La velocidad del "Q-commerce" en India revoluciona las entregas con envíos en 10 minutos: ¿Cómo lo logran?
La industria está dominada por tres plataformas indias, pero su rápido crecimiento ha llevado a Amazon y Flipkart (de Walmart) a entrar en la carrera por ofrecer este servicio.
En la India, donde la velocidad es la nueva moneda del comercio, el “Q-commerce” ha revolucionado las entregas a domicilio. Tres gigantes locales dominan este mercado emergente, desafiando incluso a Amazon, que ha tenido que repensar su logística para entregar iPhones, medicinas, comida y casi cualquier artículo en apenas 10 minutos.
¿En qué consiste el “Q-commerce”?
La teoría es simple: llegar a casa; darse cuenta de que hace falta algo, como una bolsa de papas fritas, pilas o pastillas para la tos; y en lugar de bajar a la calle a comprarlo, pedirlo por celular y que lo traigan al instante.
Para ello, una flota de motoristas con chaquetas de los colores más llamativos, usualmente amarillo, naranjo, o morado, patrullan a todas horas las principales ciudades de la India, en un aparente caos controlado, siempre listos para salir a la carrera a cumplir su cometido por unas cuantas rupias.
Repartidor de Blinkit en la India. | EFE
El auge de esta nueva forma de comercio no solo ha venido acompañado de un aumento de la facturación y del número de empresas en el sector, sino de un incremento del número de artículos disponibles.
Este sistema ahora permite, incluso, a los compradores recibir al instante un iPhone, una PlayStation 5 o una máquina de café, entre otros artículos.
¿Cómo planea Amazon incursionar en este “comercio rápido”?
La industria del comercio rápido en la India alcanzó un valor de 3.340 millones de dólares en 2024, que se multiplicó por seis en dos años, y se espera que se aproxime a los 10.000 millones de dólares en 2029, según un informe de la firma india Chryseum.
Hasta ahora, el sector está dominado por tres plataformas indias: Blinkit (Zomato), Instamart (Swiggy) y Zepto.
Sin embargo, su rápido crecimiento ha llevado a entidades de relieve como Amazon o Flipkart (controlado por la estadounidense Walmart) a entrar en la carrera.
En el caso de Amazon, todavía se encuentra en una etapa inicial, a través de un proyecto piloto que lanzó el mes pasado en la ciudad sureña de Bangalore, y que hasta ahora solo está disponible en unos pocos barrios, según medios indios.

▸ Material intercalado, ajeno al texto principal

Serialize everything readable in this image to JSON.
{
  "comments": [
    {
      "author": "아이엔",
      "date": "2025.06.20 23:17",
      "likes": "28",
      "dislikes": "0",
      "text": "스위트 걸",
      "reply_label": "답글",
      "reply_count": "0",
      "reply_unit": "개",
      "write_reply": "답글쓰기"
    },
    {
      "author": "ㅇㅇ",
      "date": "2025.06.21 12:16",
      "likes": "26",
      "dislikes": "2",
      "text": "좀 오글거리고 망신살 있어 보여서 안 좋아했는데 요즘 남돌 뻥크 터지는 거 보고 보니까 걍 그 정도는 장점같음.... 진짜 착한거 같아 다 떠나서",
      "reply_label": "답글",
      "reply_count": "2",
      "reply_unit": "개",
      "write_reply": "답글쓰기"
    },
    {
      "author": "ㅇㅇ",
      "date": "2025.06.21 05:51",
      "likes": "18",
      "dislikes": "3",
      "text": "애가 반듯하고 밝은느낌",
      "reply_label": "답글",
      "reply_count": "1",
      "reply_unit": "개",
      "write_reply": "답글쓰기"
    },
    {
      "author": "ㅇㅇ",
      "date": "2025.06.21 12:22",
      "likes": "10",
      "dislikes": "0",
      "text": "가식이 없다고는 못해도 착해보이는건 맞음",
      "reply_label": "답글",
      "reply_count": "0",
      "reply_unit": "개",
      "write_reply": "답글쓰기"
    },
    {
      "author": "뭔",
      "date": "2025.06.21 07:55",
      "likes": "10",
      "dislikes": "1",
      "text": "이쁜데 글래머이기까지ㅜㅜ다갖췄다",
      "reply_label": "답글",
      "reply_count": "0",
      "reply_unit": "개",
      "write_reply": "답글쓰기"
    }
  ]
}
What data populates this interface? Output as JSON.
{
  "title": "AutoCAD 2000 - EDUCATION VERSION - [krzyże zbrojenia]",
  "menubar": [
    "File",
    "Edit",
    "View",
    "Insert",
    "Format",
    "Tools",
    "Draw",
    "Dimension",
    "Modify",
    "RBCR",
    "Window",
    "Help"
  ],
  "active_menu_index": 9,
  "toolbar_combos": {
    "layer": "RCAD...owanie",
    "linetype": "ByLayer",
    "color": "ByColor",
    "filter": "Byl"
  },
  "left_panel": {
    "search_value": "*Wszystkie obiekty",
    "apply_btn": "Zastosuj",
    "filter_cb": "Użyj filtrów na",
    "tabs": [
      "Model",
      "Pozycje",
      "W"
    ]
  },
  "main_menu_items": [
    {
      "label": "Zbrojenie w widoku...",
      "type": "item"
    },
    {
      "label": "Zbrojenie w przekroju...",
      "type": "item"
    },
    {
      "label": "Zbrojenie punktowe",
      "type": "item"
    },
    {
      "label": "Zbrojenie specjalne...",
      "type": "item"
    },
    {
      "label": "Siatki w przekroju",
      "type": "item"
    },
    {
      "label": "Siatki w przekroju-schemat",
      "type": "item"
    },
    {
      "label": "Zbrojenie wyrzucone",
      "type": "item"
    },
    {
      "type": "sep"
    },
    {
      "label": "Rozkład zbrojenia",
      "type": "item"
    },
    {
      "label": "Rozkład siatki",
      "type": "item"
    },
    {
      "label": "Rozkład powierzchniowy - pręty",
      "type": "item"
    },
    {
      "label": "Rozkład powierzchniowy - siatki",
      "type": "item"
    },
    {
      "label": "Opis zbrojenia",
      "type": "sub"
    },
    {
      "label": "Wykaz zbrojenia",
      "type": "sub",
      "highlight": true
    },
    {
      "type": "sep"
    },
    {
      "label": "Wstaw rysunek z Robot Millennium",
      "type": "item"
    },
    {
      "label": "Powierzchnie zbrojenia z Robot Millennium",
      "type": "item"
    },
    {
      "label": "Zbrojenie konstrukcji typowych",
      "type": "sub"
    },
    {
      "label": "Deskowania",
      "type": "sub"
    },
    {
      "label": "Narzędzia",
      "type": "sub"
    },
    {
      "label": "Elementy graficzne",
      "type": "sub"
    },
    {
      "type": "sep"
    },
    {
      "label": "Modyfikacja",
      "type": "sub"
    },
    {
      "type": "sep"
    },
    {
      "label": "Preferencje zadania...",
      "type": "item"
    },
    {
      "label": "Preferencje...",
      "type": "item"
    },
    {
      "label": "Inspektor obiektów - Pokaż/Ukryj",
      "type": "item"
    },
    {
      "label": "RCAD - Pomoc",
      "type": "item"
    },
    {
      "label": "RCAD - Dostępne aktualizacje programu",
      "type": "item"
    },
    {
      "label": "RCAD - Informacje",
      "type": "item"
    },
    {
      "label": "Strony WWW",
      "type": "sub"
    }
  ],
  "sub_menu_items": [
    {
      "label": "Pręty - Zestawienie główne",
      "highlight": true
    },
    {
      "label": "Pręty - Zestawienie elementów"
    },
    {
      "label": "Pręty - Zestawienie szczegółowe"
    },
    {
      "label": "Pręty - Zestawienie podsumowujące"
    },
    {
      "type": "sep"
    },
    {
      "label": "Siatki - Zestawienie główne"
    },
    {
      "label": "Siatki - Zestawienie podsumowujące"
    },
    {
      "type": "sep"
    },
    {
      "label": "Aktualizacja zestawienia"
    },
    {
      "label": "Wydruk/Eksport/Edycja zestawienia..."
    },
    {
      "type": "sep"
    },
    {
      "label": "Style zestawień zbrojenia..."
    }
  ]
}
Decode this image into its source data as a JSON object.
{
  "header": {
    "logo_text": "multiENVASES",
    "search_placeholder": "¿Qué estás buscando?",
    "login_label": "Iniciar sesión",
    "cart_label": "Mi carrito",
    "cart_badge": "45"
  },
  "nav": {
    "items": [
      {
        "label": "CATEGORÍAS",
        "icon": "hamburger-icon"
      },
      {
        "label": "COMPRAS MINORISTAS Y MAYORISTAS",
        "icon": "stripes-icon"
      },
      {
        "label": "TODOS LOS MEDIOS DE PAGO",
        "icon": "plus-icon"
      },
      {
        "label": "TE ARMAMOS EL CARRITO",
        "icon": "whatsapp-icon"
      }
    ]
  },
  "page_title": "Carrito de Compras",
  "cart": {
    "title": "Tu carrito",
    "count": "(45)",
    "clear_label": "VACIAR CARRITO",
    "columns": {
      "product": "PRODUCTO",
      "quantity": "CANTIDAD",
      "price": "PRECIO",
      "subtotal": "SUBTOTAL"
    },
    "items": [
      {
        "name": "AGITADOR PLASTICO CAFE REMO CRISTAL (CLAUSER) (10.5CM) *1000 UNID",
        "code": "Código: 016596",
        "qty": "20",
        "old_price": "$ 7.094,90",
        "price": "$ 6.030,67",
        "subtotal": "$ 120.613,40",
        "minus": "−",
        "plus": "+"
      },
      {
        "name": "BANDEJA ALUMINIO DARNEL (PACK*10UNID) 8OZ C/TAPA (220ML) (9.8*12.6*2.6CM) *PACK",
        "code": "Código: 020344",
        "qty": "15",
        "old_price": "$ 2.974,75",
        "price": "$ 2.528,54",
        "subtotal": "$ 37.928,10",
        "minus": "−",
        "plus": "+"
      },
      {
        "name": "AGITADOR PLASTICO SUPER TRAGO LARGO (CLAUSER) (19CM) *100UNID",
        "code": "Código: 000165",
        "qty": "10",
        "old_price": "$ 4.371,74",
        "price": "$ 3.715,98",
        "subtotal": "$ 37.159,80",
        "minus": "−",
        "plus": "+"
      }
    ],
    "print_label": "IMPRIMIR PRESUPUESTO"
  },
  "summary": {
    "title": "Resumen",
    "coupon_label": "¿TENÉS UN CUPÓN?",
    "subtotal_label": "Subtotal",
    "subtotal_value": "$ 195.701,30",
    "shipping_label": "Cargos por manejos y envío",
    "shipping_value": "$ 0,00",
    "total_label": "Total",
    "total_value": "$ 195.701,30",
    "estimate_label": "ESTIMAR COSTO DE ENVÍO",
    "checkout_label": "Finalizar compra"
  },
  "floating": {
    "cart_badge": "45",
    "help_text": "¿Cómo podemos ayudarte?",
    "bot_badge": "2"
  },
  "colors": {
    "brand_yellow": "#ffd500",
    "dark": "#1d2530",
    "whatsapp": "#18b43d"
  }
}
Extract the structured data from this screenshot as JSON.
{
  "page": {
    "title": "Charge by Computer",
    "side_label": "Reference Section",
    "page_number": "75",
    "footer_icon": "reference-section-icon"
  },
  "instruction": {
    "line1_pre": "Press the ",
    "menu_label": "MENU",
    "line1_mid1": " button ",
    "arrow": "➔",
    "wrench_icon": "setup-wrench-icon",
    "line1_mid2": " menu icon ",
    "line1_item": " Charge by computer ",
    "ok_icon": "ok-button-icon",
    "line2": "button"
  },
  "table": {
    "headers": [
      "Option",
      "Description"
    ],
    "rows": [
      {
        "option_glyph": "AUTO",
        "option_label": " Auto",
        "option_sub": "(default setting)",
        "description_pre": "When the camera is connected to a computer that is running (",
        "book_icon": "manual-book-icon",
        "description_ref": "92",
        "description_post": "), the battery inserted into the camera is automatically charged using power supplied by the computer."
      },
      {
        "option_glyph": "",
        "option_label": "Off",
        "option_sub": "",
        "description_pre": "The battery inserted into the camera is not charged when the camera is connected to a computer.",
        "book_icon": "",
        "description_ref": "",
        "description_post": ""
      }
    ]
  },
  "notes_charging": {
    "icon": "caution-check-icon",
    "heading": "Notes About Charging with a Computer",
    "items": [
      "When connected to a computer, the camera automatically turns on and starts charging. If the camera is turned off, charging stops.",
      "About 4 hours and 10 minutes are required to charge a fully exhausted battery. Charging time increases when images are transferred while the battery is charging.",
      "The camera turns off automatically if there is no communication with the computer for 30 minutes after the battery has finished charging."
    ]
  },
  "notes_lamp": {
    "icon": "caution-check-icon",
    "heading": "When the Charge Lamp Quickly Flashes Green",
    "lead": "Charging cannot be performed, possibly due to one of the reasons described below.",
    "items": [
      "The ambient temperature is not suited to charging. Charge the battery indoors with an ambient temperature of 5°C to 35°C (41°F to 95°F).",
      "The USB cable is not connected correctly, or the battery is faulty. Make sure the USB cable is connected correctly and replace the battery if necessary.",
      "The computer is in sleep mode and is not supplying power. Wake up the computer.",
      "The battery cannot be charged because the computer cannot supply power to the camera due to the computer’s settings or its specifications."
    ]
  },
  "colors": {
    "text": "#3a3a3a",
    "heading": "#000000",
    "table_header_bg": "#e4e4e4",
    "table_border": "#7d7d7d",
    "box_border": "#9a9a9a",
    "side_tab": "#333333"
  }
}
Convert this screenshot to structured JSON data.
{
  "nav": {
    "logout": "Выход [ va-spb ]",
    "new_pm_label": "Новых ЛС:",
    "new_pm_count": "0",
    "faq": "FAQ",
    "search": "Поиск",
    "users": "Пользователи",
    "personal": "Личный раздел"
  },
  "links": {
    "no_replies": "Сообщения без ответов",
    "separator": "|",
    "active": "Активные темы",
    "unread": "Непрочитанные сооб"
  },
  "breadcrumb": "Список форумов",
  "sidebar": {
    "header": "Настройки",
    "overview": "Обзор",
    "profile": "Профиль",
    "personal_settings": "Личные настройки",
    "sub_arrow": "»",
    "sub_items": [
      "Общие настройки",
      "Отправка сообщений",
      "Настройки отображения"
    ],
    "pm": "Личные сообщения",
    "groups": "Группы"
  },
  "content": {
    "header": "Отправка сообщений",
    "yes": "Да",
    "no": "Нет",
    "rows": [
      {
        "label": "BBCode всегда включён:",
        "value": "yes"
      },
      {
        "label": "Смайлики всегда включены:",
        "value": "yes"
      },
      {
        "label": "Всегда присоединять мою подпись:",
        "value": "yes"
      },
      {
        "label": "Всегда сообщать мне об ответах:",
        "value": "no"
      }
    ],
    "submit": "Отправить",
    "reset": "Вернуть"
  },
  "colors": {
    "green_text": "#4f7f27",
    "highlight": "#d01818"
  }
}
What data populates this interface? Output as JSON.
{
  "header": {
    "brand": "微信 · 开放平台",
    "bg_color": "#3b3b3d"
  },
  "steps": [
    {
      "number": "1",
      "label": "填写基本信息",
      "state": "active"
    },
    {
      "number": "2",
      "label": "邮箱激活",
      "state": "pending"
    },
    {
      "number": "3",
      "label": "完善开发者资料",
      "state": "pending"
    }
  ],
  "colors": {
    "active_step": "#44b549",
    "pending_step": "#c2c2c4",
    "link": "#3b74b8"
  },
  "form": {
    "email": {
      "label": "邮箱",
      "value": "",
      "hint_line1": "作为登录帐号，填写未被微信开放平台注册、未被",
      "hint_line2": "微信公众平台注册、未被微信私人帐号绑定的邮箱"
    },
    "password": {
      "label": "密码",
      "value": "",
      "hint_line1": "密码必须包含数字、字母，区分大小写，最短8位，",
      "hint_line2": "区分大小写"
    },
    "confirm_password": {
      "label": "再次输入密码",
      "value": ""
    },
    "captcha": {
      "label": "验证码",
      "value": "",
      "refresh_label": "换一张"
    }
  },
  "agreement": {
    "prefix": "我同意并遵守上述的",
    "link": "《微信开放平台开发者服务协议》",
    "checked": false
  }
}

"Amazon está ingresando en el comercio rápido porque este está devorando (su) participación en ciertas categorías de algunos de sus mercados", dijo a EFE Karan Taurani, vicepresidente de la firma india de mercados de capital, Elara Capital.
Instalaciones de Amazon en India. | AFP
Además, Amazon cuenta con "una cadena de suministro y un sistema logístico muy buenos", lo que, según Taurani, facilitará su entrada.
No obstante, para ello enfrentará el desafío de desbancar a la trinidad de plataformas indias, plenamente asentadas en el ideario indio.
¿Cómo funciona el “Q-commerce”?
La encargada de recursos humanos de Swiggy, Sanjana Shetty, explicó a EFE que su plataforma, Instamart, fue creada en 2020 cuando notaron un incremento de la población joven "presionada por el tiempo y que quiere comodidad".
En estos casi cinco años han pasado de ofrecer 9.000 productos en sus inicios a más de 20.000 en la actualidad, y cuentan con más de 400.000 trabajadores en cerca de 50 ciudades.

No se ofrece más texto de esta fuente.